The attending doctor would have to determine the patient had made an informed and voluntary request and is competent and expected to die within six months.
To ensure the decision is informed, the doctor would have to tell the patient the diagnosis and prognosis and the risks associated with self-administering the drugs and feasible alternatives, including palliative and hospice care.
Sen. Ronald N. Young, the bill’s chief sponsor, said terminally ill Marylanders “should have that personal choice” to end their lives.
The measure, Senate Bill 676, “lets them go out in a gentler way rather than go through the suffering,” said Young, D-Frederick. “They [should] have that option there if they find it unbearable at the end.”
But Sen. C. Anthony Muse, of the Senate committee, voiced opposition to the bill and said legislators should focus more on “life with dignity,” especially for the terminally ill.
“At what point do you determine what is suffering?” asked Muse, D-Prince George’s.

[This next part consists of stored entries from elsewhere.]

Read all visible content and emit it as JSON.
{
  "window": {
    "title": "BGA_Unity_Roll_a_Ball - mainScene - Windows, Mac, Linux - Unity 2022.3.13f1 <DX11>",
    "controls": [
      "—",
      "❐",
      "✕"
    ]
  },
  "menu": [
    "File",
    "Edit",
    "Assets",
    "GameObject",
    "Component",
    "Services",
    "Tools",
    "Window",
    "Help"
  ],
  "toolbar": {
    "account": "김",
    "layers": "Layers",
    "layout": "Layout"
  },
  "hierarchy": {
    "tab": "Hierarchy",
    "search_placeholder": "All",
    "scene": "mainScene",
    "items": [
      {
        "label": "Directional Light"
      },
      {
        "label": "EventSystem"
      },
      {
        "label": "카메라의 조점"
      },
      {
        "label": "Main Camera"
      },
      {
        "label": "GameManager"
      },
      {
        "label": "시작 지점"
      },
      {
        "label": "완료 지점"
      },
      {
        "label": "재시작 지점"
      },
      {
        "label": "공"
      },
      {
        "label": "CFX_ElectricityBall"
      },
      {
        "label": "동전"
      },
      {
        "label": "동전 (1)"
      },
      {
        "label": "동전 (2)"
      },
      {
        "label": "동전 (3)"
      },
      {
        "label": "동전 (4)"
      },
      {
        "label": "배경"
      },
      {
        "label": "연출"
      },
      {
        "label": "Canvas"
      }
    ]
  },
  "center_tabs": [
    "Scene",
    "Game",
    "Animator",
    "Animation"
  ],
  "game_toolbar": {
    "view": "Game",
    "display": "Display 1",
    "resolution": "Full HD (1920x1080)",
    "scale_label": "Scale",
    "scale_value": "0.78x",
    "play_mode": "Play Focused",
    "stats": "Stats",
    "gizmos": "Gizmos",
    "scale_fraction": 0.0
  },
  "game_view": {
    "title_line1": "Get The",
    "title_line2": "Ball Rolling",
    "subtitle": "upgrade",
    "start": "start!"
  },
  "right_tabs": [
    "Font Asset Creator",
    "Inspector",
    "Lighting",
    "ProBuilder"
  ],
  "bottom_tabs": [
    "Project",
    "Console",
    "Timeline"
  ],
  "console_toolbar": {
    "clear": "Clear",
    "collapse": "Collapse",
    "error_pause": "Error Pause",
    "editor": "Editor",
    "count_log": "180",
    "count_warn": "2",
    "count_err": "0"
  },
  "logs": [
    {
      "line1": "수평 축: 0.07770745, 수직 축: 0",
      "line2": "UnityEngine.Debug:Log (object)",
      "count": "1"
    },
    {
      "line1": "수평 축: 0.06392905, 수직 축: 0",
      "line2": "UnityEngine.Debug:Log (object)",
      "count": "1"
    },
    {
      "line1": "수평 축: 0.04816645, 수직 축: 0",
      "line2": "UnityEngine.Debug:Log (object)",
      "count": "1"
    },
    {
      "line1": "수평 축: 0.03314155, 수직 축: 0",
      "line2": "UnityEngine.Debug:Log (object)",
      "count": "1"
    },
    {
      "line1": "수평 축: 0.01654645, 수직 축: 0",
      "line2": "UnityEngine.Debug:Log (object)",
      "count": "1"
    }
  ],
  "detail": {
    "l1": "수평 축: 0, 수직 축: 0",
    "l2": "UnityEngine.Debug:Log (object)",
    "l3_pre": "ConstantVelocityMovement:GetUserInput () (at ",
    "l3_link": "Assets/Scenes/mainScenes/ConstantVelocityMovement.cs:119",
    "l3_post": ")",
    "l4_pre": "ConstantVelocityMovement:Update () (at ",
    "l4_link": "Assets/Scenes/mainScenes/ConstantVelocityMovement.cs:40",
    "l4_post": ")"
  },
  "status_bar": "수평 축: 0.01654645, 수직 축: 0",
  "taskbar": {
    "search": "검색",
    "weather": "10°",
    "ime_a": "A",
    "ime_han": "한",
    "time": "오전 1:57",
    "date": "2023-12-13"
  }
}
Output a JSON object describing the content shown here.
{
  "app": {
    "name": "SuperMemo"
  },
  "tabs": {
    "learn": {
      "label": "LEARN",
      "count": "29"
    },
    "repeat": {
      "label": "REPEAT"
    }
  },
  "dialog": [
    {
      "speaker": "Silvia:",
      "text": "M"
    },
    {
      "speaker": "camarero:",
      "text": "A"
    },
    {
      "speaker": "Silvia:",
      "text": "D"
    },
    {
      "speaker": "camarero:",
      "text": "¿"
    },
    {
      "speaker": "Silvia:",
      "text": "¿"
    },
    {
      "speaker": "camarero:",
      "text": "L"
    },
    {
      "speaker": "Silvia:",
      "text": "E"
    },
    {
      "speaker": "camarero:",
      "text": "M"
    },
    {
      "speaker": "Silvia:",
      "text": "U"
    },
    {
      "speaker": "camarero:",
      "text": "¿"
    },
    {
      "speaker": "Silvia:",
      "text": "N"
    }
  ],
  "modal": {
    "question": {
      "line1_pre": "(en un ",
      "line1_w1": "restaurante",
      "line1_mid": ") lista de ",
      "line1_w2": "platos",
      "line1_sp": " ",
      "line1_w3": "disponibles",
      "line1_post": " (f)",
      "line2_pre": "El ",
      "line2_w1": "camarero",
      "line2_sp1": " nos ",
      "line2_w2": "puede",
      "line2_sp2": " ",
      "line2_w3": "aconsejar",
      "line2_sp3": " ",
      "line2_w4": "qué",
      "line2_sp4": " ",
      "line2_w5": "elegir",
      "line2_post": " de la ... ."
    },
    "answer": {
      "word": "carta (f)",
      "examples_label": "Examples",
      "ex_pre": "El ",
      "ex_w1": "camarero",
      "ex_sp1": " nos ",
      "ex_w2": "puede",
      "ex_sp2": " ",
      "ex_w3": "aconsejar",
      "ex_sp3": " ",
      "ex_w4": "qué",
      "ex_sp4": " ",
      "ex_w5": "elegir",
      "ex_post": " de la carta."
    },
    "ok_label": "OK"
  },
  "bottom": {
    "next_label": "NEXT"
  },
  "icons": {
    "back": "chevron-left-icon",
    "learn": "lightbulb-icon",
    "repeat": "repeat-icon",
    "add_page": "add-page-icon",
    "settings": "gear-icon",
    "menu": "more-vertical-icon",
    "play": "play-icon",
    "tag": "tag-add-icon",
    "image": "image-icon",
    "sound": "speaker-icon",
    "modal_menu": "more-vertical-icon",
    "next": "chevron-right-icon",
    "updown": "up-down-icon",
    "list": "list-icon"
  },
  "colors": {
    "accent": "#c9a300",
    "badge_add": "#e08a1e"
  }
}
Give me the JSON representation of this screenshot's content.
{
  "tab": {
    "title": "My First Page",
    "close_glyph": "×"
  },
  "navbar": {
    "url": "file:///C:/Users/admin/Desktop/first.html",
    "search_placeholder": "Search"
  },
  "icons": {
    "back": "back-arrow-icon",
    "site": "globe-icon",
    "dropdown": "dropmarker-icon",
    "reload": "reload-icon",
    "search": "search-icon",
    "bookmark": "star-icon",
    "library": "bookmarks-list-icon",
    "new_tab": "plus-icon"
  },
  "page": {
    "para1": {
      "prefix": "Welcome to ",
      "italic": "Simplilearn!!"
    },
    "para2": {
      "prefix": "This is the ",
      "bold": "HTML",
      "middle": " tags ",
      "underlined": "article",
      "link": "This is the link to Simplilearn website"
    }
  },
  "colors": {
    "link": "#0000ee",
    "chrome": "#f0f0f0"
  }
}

The legislation would require attending physicians to refer the terminally ill patients to a consulting doctor to review the medical records, confirm the diagnosis and prognosis, refer the patient for a competency exam and verify the patient has made an informed and voluntary decision. Consulting physicians who suspect the patient is not competent would have to him or her to a mental health professional for evaluation.
An aid in dying request could not be granted until the mental health professional states in wring that the patient is competent.
The Maryland Disability Law Center said it has “a serious concern” about the bill in light of what it called a lack of physician sensitivity to people who live with disabilities.
Across the nation, disability advocates “encounter doctors that discriminate against people with disabilities in their prognoses, treatment decisions and advice to patients and their families, due to lack of information or erroneous assumptions about the prospects of people with disabilities to live quality lives,” MDLC stated in written testimony to the Senate committee. “The bill fails to address these widespread problems, equip doctors with complete information, or ensure that disability-appropriate supports are offered (or even understood) and options fully explored.”
But the ACLU of Maryland said the legislation is about giving “our loved ones the dignity and respect to be able to make this extraordinarily difficult choice in a way that is thoughtful and medically appropriate.”
The group added “it is patients – our fathers, mothers, husbands, wives, siblings or dear friends who are suffering at the end of life – who have a deeply personal right to make that choice, not the government.”
Under the bill, the patient’s legal cause of death would be the underlying terminal illness that led to the aid in dying request, making no mention that the person took his or her own life.
The measure would make it a felony punishable by up to 10 years in prison and a 10,000 fine for a person to willfully alter or forge a request for aid in dying, conceal or destroy a patient’s rescission of the request or exert undue influence on a patient to request aid in dying.
The bill is cross-filed in the House. Del. Shane E. Pendergrass, D-Howard, is the chief sponsor of House Bill 1021.